In a way it makes sense though right? There's a text by Brian Cantwell that introduces the dimensional analysis chapter with,
Any physical relationship must be expressible in dimensionless form... This is because the variables are subject to measurement by an observer in terms of units that are selected at the arbitrary discretion of the observer. It is clear that a physical event ... cannot depend on the particular ruler used to measure space, the clock used for time, the scale used to measure mass... depending on the dimensions that appear in the problem.
If you and I run a race on a straight track that is 30 antehiros long, I run at an average pace of vScytale = 3 kilosquattes per hemtistool, and you run at an average pace of vFlatfingers = 49 terribads per naysec, who's going to win?
We don't know because we have no idea of the relative size of the measures we're using here, but we
do know the winner depends on only these two quantities. The underlying principle of dimensional analysis is that, in this case, these two quantities can be collapsed into one
because they have the same dimension: length per time. That means we can form a dimensionless number, call it the Flatfingers number,
Fa = vScytale / vFlatfingers
And so we can see that the winner of the race depends not on *two* quantities, but on one: the Flatfingers number.

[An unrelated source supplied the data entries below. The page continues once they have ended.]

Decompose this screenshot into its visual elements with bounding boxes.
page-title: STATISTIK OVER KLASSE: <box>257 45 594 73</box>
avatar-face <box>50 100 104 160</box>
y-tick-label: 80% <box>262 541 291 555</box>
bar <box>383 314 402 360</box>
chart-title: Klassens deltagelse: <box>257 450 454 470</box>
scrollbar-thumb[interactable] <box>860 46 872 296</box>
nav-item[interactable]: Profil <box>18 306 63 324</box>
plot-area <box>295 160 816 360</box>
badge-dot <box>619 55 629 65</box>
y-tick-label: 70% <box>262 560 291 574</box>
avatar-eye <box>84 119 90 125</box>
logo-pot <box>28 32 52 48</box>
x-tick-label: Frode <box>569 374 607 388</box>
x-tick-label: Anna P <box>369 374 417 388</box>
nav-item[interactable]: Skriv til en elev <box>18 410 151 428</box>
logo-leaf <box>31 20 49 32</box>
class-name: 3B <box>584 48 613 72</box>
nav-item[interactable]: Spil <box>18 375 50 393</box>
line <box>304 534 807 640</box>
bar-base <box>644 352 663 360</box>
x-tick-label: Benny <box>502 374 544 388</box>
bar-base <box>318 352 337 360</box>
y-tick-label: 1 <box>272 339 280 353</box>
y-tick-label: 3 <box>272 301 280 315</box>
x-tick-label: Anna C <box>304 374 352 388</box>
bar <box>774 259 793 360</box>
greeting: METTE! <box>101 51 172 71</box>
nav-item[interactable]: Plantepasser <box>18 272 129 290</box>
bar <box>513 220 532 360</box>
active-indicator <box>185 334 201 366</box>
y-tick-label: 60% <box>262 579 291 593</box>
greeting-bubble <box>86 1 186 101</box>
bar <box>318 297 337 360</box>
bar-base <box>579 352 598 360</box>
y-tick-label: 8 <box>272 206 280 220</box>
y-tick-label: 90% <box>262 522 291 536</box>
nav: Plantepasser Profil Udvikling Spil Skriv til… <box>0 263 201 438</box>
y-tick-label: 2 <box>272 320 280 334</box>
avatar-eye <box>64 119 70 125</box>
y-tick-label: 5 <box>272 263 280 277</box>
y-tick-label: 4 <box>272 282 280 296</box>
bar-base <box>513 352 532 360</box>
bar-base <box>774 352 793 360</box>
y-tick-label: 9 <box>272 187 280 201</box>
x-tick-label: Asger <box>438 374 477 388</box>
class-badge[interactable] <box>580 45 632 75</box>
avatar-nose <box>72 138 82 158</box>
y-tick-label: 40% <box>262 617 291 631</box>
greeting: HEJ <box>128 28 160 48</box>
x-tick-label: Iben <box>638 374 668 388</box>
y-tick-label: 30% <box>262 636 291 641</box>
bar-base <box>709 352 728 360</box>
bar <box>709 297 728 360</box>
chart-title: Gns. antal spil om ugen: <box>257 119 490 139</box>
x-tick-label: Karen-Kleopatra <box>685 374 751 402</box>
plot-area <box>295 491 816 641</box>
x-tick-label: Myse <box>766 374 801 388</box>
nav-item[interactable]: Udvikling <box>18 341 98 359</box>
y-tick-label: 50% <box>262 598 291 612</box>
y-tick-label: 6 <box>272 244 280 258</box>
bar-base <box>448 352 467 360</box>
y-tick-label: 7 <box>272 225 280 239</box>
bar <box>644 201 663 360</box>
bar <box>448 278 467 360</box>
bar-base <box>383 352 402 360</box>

I don't know how big a kilosquatte is, and I don't know how long a naysec takes, but I know there are three solutions: if Fa > 1, I win: if Fa < 1, you win. If Fa = 1, it's a tie. In fact, Fa=1 is degenerate ("we both win").
Of course, to determine the Flatfingers number I need to know the conversion factors between the various units cited, so this all seems rather trivial. We've just shifted the problem into different language. But the language makes very clear what it is we should care about:
it doesn't matter how fast I run, it only matters if I run faster than you.
If Fa is huge, it means I'm a speed demon
compared to you, and if Fa is tiny, it means I'm a dismal failure compared to you.
We could say the Flatfingers number describes the "relative effects" of Scytale vs Flatfingers in the race. This is exactly the same language people use to talk about things like the Reynolds number: it describes the relative effects of inertia vs viscosity. And we know it works
because it's dimensionless. If it weren't dimensionless, we couldn't know in general if inertia and viscosity were being compared on the same terms.
This is what makes these numbers so useful: Bond number is relative effects of surface tension vs gravity. Froude number, inertia/gravity, and so on.
Thank goodness for dimensionless numbers! If it weren't for Reynolds number, we couldn't describe
this lab photo in exactly the same terms as
this satellite view . Same relative effects, even though our measuring sticks are different.